BP Whiting Refinery Resumes Operations After Power Outage
BP’s 435,000 bpd Whiting, Indiana, refinery resumed operations on Friday (10/24) after a power outage prompted a temporary evacuation at the plant, the company said.
“The bp Whiting Refinery experienced a short power outage caused by a disruption to electrical service that occurred outside of the refinery. Power was quickly restored, and the refinery resumed operations,” according to a company statement released late Friday.
“We activated our emergency response team and evacuated personnel out of an abundance of caution. All personnel have returned to their workstations.
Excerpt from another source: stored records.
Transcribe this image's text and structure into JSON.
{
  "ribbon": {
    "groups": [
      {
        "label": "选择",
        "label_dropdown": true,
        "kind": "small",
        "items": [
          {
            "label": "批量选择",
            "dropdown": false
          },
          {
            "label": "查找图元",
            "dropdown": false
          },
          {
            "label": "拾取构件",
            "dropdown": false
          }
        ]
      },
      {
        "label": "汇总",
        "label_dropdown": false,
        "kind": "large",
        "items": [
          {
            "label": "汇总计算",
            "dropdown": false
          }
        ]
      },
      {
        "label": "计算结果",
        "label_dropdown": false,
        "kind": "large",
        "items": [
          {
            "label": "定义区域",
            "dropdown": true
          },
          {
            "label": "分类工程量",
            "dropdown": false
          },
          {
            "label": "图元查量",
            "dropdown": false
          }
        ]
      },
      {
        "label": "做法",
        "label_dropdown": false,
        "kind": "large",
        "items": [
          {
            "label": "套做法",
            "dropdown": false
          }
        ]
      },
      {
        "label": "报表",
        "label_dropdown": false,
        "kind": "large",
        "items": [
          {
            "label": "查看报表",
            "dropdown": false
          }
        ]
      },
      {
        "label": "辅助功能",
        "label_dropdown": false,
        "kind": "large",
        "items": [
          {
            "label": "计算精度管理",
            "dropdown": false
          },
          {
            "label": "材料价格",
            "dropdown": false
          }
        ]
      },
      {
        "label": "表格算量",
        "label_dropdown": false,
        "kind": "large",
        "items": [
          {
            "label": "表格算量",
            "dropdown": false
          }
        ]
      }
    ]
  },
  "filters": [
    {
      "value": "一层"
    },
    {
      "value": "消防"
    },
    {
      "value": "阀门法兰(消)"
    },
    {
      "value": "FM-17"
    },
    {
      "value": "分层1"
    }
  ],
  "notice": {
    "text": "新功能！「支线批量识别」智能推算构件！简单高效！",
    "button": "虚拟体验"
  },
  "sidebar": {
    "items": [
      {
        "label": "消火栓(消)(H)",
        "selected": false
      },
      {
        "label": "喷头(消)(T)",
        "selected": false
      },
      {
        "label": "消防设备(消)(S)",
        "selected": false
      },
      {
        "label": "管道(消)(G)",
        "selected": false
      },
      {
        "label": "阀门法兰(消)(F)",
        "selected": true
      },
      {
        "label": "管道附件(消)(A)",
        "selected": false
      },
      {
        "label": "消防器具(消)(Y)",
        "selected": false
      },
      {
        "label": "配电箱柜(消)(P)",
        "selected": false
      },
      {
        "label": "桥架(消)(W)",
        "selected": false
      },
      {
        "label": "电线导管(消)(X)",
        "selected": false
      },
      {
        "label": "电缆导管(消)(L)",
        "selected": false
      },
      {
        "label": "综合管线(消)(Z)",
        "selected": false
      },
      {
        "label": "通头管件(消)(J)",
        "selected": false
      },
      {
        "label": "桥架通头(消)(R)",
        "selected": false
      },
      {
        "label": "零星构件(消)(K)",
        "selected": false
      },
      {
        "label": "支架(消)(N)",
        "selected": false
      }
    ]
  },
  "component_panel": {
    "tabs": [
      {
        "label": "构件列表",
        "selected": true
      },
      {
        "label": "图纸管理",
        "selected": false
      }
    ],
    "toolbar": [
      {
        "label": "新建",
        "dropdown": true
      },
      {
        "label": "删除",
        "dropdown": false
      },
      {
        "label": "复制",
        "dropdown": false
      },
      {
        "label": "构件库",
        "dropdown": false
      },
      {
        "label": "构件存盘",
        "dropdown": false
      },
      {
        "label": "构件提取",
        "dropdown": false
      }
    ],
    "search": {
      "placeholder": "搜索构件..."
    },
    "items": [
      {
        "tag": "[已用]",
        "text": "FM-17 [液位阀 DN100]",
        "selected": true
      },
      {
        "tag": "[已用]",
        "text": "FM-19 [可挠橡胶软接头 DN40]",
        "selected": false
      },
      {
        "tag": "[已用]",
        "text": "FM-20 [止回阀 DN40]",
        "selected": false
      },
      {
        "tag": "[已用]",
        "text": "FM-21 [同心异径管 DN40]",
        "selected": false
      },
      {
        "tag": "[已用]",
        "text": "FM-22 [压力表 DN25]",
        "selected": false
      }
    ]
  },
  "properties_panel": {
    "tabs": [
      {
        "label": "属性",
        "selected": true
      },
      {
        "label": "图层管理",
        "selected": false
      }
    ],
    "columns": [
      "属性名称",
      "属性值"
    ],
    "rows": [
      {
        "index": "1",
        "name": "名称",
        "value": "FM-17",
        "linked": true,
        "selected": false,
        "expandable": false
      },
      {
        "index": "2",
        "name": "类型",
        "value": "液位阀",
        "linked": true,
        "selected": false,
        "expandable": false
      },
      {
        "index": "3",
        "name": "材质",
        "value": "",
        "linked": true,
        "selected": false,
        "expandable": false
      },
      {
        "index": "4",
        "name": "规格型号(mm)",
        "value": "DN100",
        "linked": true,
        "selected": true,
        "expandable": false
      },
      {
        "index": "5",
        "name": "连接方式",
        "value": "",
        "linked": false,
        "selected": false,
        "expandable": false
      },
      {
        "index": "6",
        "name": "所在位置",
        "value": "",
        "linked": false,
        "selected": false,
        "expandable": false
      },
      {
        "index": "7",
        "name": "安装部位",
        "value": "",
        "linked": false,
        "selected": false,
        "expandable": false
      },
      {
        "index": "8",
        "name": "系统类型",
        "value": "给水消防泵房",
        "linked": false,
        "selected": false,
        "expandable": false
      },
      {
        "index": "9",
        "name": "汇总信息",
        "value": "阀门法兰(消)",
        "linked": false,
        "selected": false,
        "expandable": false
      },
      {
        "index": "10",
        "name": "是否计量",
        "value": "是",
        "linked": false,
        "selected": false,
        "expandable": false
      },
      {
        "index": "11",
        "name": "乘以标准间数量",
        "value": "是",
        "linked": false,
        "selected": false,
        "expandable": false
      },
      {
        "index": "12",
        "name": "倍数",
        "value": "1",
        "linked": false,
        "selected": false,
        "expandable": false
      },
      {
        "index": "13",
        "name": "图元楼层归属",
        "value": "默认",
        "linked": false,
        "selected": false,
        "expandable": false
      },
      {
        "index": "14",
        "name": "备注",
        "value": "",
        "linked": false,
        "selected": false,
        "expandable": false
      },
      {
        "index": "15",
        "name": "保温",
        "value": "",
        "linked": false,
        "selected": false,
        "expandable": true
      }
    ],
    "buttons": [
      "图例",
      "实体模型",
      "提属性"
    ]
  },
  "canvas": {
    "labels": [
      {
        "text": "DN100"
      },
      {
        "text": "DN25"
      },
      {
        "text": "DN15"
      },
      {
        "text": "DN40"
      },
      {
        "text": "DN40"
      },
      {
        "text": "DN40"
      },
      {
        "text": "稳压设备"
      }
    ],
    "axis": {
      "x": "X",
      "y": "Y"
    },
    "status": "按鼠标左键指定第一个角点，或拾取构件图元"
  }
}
There were no impacts outside of the refinery,” BP statement added.
BP did not provide additional details regarding the latest outage.
On October 16, the Whiting refinery – the largest in the Midwest – experienced flaring activity leading to multiple unit shutdowns, which caused high record prices on gasoline, diesel and jet fuel.
Elevation Launches Open Season for Colorado Crude Pipeline
Elevation Midstream said its unit DJ South Gathering has launched a binding open season to obtain shipper commitments for a Colorado crude oil pipeline that will be operational in 2026.
The liquids product pipeline will gather and transport crude from receipt points located in the Adams and Arapahoe Counties to delivery points at the Platteville Complex and Lucerne Station in Weld County, Elevation said in an announcement Friday (10/24).
It is scheduled to become operational in the third quarter of 2026 and will feature new construction to be added to DJ South’s underutilized existing trunk line in Colorado.
The month-long open season, which began on Friday at 8:00 am CDT, closes on November 25. It provides an opportunity for interested shippers to secure long-term crude oil transportation on the pipeline under binding transportation service agreements.